Bellingham museum offers shocking experience with 4M volts

Getting hit by lightning has sparked a local museum to operate in the black for the first time. The Spark Museum of Electrical Invention is a hidden jewel in the heart of downtown Bellingham.

Since former Microsoft marketing executive and collector John Jenkins open the museum eleven years ago, it has never turned a profit until last month when it introduced the MegaZapper.

It's one of the largest privately owned Tesla Coils. It stands 10 feet tall with the capacity to send out a sustained 4-million volts plasma stream. Essentially, it's a lightning generator. Jenkins and his staff decided to create the MegaZapper Electrical Show to show off it's impressive display.

The show's finale involves someone climbing inside a Faraday cage and Telsa Coil hitting the cage with 4-million volts of electricity. While it's dramatic to see and hear, Jenkins says the person inside is safe because of a fundamental principal of physics.

"When you have a closed surface, the electricity will stay on the outside of that surface" says Jenkins. " that's why the safest place to be in a lightning storm is the inside of a car."

Jenkins bought the Tesla Coil from Cirque du Soleil and had Sedro Woolley Steampunk artist Rik Allen design the Faraday cage. As long as the person inside doesn't stick their finger through the cage while the Tesla Coil is firing, everything is safe.

"It probably wouldn't kill you but you'd get severe burns from it" says Jenkins. "We take lots of precautions here at the museum that people don't go anywhere near the spark unless they are inside the cage."

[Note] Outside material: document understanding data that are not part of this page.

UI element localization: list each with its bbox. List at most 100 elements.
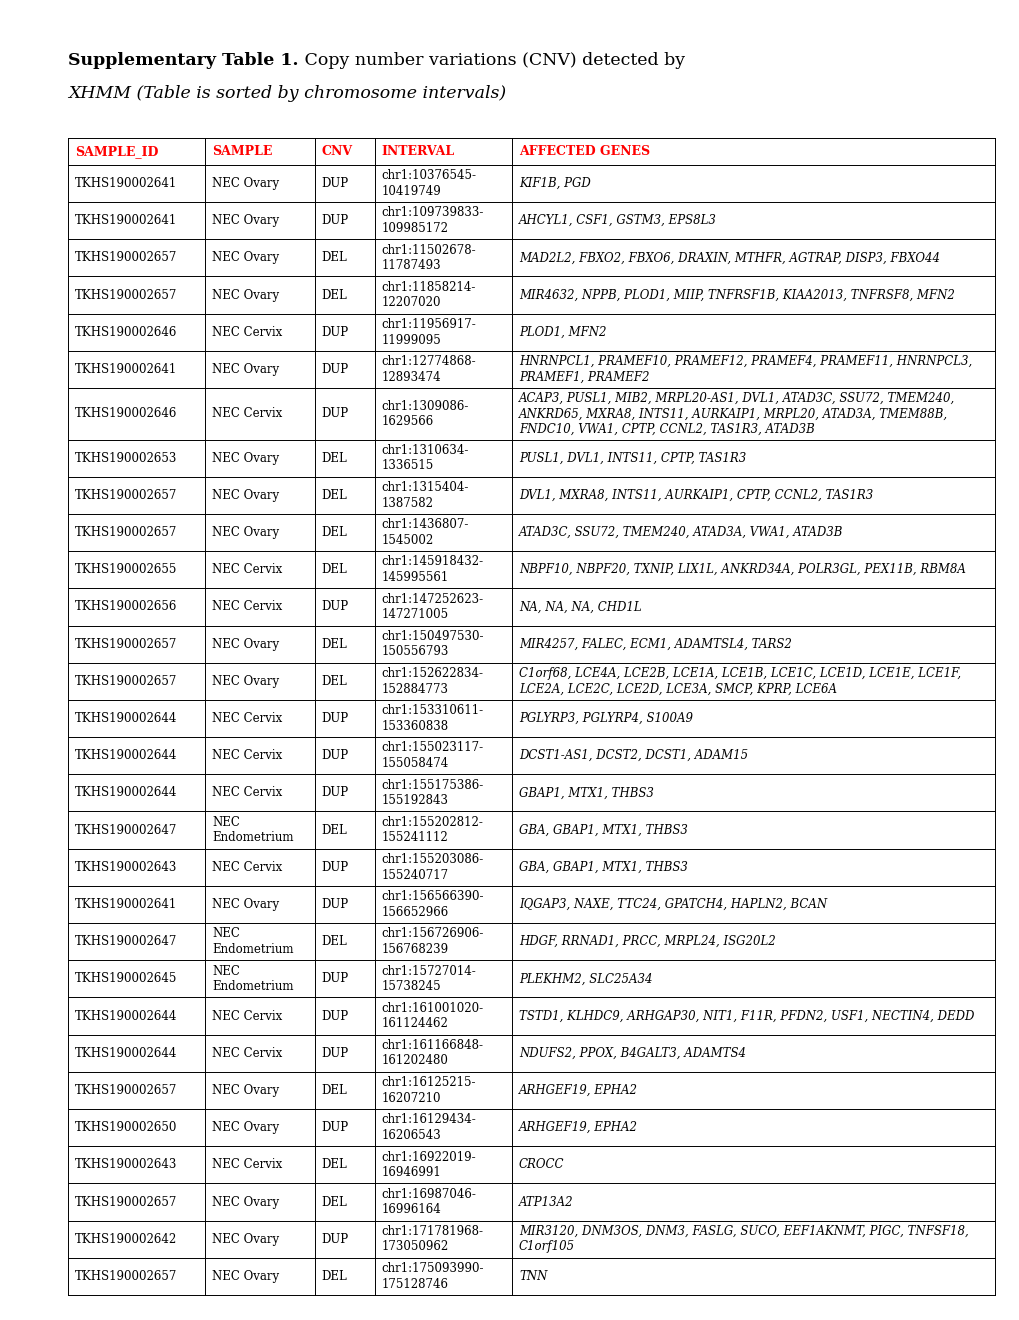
Text: TKHS190002657: TKHS190002657 bbox=[75, 251, 177, 264]
Text: DUP: DUP bbox=[321, 787, 348, 800]
Text: chr1:156566390-
156652966: chr1:156566390- 156652966 bbox=[381, 890, 484, 919]
Text: NEC Cervix: NEC Cervix bbox=[212, 861, 282, 874]
Text: DEL: DEL bbox=[321, 1196, 347, 1209]
Text: NEC Cervix: NEC Cervix bbox=[212, 326, 282, 339]
Text: chr1:156726906-
156768239: chr1:156726906- 156768239 bbox=[381, 928, 484, 956]
Text: SAMPLE_ID: SAMPLE_ID bbox=[75, 145, 158, 158]
Text: NEC Ovary: NEC Ovary bbox=[212, 675, 279, 688]
Text: chr1:15727014-
15738245: chr1:15727014- 15738245 bbox=[381, 965, 476, 993]
Text: IQGAP3, NAXE, TTC24, GPATCH4, HAPLN2, BCAN: IQGAP3, NAXE, TTC24, GPATCH4, HAPLN2, BC… bbox=[519, 898, 826, 911]
Text: NEC Ovary: NEC Ovary bbox=[212, 898, 279, 911]
Text: TKHS190002644: TKHS190002644 bbox=[75, 750, 177, 762]
Text: DEL: DEL bbox=[321, 488, 347, 502]
Text: C1orf68, LCE4A, LCE2B, LCE1A, LCE1B, LCE1C, LCE1D, LCE1E, LCE1F,
LCE2A, LCE2C, L: C1orf68, LCE4A, LCE2B, LCE1A, LCE1B, LCE… bbox=[519, 667, 960, 696]
Text: DEL: DEL bbox=[321, 1159, 347, 1171]
Text: DUP: DUP bbox=[321, 1121, 348, 1134]
Text: chr1:171781968-
173050962: chr1:171781968- 173050962 bbox=[381, 1225, 483, 1254]
Text: AFFECTED GENES: AFFECTED GENES bbox=[519, 145, 649, 158]
Text: chr1:155023117-
155058474: chr1:155023117- 155058474 bbox=[381, 742, 483, 770]
Text: NEC
Endometrium: NEC Endometrium bbox=[212, 816, 293, 845]
Text: TKHS190002650: TKHS190002650 bbox=[75, 1121, 177, 1134]
Text: chr1:145918432-
145995561: chr1:145918432- 145995561 bbox=[381, 556, 483, 583]
Text: ATAD3C, SSU72, TMEM240, ATAD3A, VWA1, ATAD3B: ATAD3C, SSU72, TMEM240, ATAD3A, VWA1, AT… bbox=[519, 527, 843, 539]
Text: ARHGEF19, EPHA2: ARHGEF19, EPHA2 bbox=[519, 1084, 638, 1097]
Text: NEC Ovary: NEC Ovary bbox=[212, 638, 279, 651]
Text: TKHS190002644: TKHS190002644 bbox=[75, 711, 177, 725]
Text: TKHS190002647: TKHS190002647 bbox=[75, 935, 177, 948]
Text: TKHS190002645: TKHS190002645 bbox=[75, 973, 177, 985]
Text: chr1:10376545-
10419749: chr1:10376545- 10419749 bbox=[381, 169, 476, 198]
Text: chr1:150497530-
150556793: chr1:150497530- 150556793 bbox=[381, 630, 484, 659]
Text: NEC Ovary: NEC Ovary bbox=[212, 527, 279, 539]
Text: ACAP3, PUSL1, MIB2, MRPL20-AS1, DVL1, ATAD3C, SSU72, TMEM240,
ANKRD65, MXRA8, IN: ACAP3, PUSL1, MIB2, MRPL20-AS1, DVL1, AT… bbox=[519, 392, 955, 436]
Text: DUP: DUP bbox=[321, 750, 348, 762]
Text: HNRNPCL1, PRAMEF10, PRAMEF12, PRAMEF4, PRAMEF11, HNRNPCL3,
PRAMEF1, PRAMEF2: HNRNPCL1, PRAMEF10, PRAMEF12, PRAMEF4, P… bbox=[519, 355, 971, 384]
Text: TKHS190002641: TKHS190002641 bbox=[75, 898, 177, 911]
Text: NEC Ovary: NEC Ovary bbox=[212, 1233, 279, 1246]
Text: CROCC: CROCC bbox=[519, 1159, 564, 1171]
Text: DUP: DUP bbox=[321, 898, 348, 911]
Text: DUP: DUP bbox=[321, 408, 348, 420]
Text: MIR4632, NPPB, PLOD1, MIIP, TNFRSF1B, KIAA2013, TNFRSF8, MFN2: MIR4632, NPPB, PLOD1, MIIP, TNFRSF1B, KI… bbox=[519, 289, 954, 301]
Text: INTERVAL: INTERVAL bbox=[381, 145, 454, 158]
Text: DEL: DEL bbox=[321, 675, 347, 688]
Text: NBPF10, NBPF20, TXNIP, LIX1L, ANKRD34A, POLR3GL, PEX11B, RBM8A: NBPF10, NBPF20, TXNIP, LIX1L, ANKRD34A, … bbox=[519, 564, 965, 577]
Text: TKHS190002657: TKHS190002657 bbox=[75, 1196, 177, 1209]
Text: chr1:175093990-
175128746: chr1:175093990- 175128746 bbox=[381, 1262, 484, 1291]
Text: HDGF, RRNAD1, PRCC, MRPL24, ISG20L2: HDGF, RRNAD1, PRCC, MRPL24, ISG20L2 bbox=[519, 935, 775, 948]
Text: DEL: DEL bbox=[321, 638, 347, 651]
Text: PUSL1, DVL1, INTS11, CPTP, TAS1R3: PUSL1, DVL1, INTS11, CPTP, TAS1R3 bbox=[519, 451, 746, 465]
Text: NEC Cervix: NEC Cervix bbox=[212, 601, 282, 614]
Text: chr1:16922019-
16946991: chr1:16922019- 16946991 bbox=[381, 1151, 476, 1179]
Text: DEL: DEL bbox=[321, 251, 347, 264]
Text: DEL: DEL bbox=[321, 564, 347, 577]
Text: chr1:1436807-
1545002: chr1:1436807- 1545002 bbox=[381, 519, 469, 546]
Text: DEL: DEL bbox=[321, 527, 347, 539]
Text: ATP13A2: ATP13A2 bbox=[519, 1196, 573, 1209]
Text: XHMM (Table is sorted by chromosome intervals): XHMM (Table is sorted by chromosome inte… bbox=[68, 84, 505, 102]
Text: TKHS190002657: TKHS190002657 bbox=[75, 527, 177, 539]
Text: NEC Cervix: NEC Cervix bbox=[212, 750, 282, 762]
Text: NEC
Endometrium: NEC Endometrium bbox=[212, 965, 293, 993]
Text: NEC Ovary: NEC Ovary bbox=[212, 363, 279, 376]
Text: TKHS190002657: TKHS190002657 bbox=[75, 638, 177, 651]
Text: DUP: DUP bbox=[321, 214, 348, 227]
Text: TKHS190002643: TKHS190002643 bbox=[75, 1159, 177, 1171]
Text: NEC Cervix: NEC Cervix bbox=[212, 564, 282, 577]
Text: chr1:1309086-
1629566: chr1:1309086- 1629566 bbox=[381, 400, 469, 428]
Text: NEC Ovary: NEC Ovary bbox=[212, 251, 279, 264]
Text: chr1:153310611-
153360838: chr1:153310611- 153360838 bbox=[381, 705, 483, 733]
Text: TKHS190002653: TKHS190002653 bbox=[75, 451, 177, 465]
Text: chr1:1315404-
1387582: chr1:1315404- 1387582 bbox=[381, 480, 469, 510]
Text: NDUFS2, PPOX, B4GALT3, ADAMTS4: NDUFS2, PPOX, B4GALT3, ADAMTS4 bbox=[519, 1047, 745, 1060]
Text: NEC Ovary: NEC Ovary bbox=[212, 1270, 279, 1283]
Text: NEC Ovary: NEC Ovary bbox=[212, 177, 279, 190]
Text: TKHS190002655: TKHS190002655 bbox=[75, 564, 177, 577]
Text: DUP: DUP bbox=[321, 326, 348, 339]
Text: PLOD1, MFN2: PLOD1, MFN2 bbox=[519, 326, 606, 339]
Text: chr1:16987046-
16996164: chr1:16987046- 16996164 bbox=[381, 1188, 476, 1216]
Text: AHCYL1, CSF1, GSTM3, EPS8L3: AHCYL1, CSF1, GSTM3, EPS8L3 bbox=[519, 214, 716, 227]
Text: Supplementary Table 1.: Supplementary Table 1. bbox=[68, 51, 299, 69]
Text: NEC Ovary: NEC Ovary bbox=[212, 1121, 279, 1134]
Text: NEC Cervix: NEC Cervix bbox=[212, 1047, 282, 1060]
Text: ARHGEF19, EPHA2: ARHGEF19, EPHA2 bbox=[519, 1121, 638, 1134]
Text: NEC
Endometrium: NEC Endometrium bbox=[212, 928, 293, 956]
Text: TKHS190002644: TKHS190002644 bbox=[75, 1010, 177, 1023]
Text: NEC Ovary: NEC Ovary bbox=[212, 289, 279, 301]
Text: TKHS190002657: TKHS190002657 bbox=[75, 1270, 177, 1283]
Text: DUP: DUP bbox=[321, 1047, 348, 1060]
Text: NA, NA, NA, CHD1L: NA, NA, NA, CHD1L bbox=[519, 601, 641, 614]
Text: TKHS190002644: TKHS190002644 bbox=[75, 1047, 177, 1060]
Text: chr1:11956917-
11999095: chr1:11956917- 11999095 bbox=[381, 318, 476, 347]
Text: TKHS190002657: TKHS190002657 bbox=[75, 1084, 177, 1097]
Text: MAD2L2, FBXO2, FBXO6, DRAXIN, MTHFR, AGTRAP, DISP3, FBXO44: MAD2L2, FBXO2, FBXO6, DRAXIN, MTHFR, AGT… bbox=[519, 251, 940, 264]
Text: TKHS190002642: TKHS190002642 bbox=[75, 1233, 177, 1246]
Text: KIF1B, PGD: KIF1B, PGD bbox=[519, 177, 590, 190]
Text: DUP: DUP bbox=[321, 1233, 348, 1246]
Text: NEC Ovary: NEC Ovary bbox=[212, 451, 279, 465]
Text: PLEKHM2, SLC25A34: PLEKHM2, SLC25A34 bbox=[519, 973, 652, 985]
Text: NEC Ovary: NEC Ovary bbox=[212, 214, 279, 227]
Text: chr1:155175386-
155192843: chr1:155175386- 155192843 bbox=[381, 779, 484, 807]
Text: GBA, GBAP1, MTX1, THBS3: GBA, GBAP1, MTX1, THBS3 bbox=[519, 824, 687, 837]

Jenkins says the first time, the Spark Museum, which used to be called the Bellingham Antique Radio Museum, is not making a monthly profit. The first week with the MegaZapper, the museum had more visitors than the previous three months.

The museum charges ten dollars for admission to the museum and the Electricity Show, but Jenkins is now making it possible for those brave souls who are over 18 years old and don't have a pacemaker to sit inside the Faraday cage to experience a 20 second blast of lighting.

Participants must have attended the Electricity Show and make a donate to the museum in order to climb into the cage. Currently the show takes place every Saturday and Sunday at 2:30pm.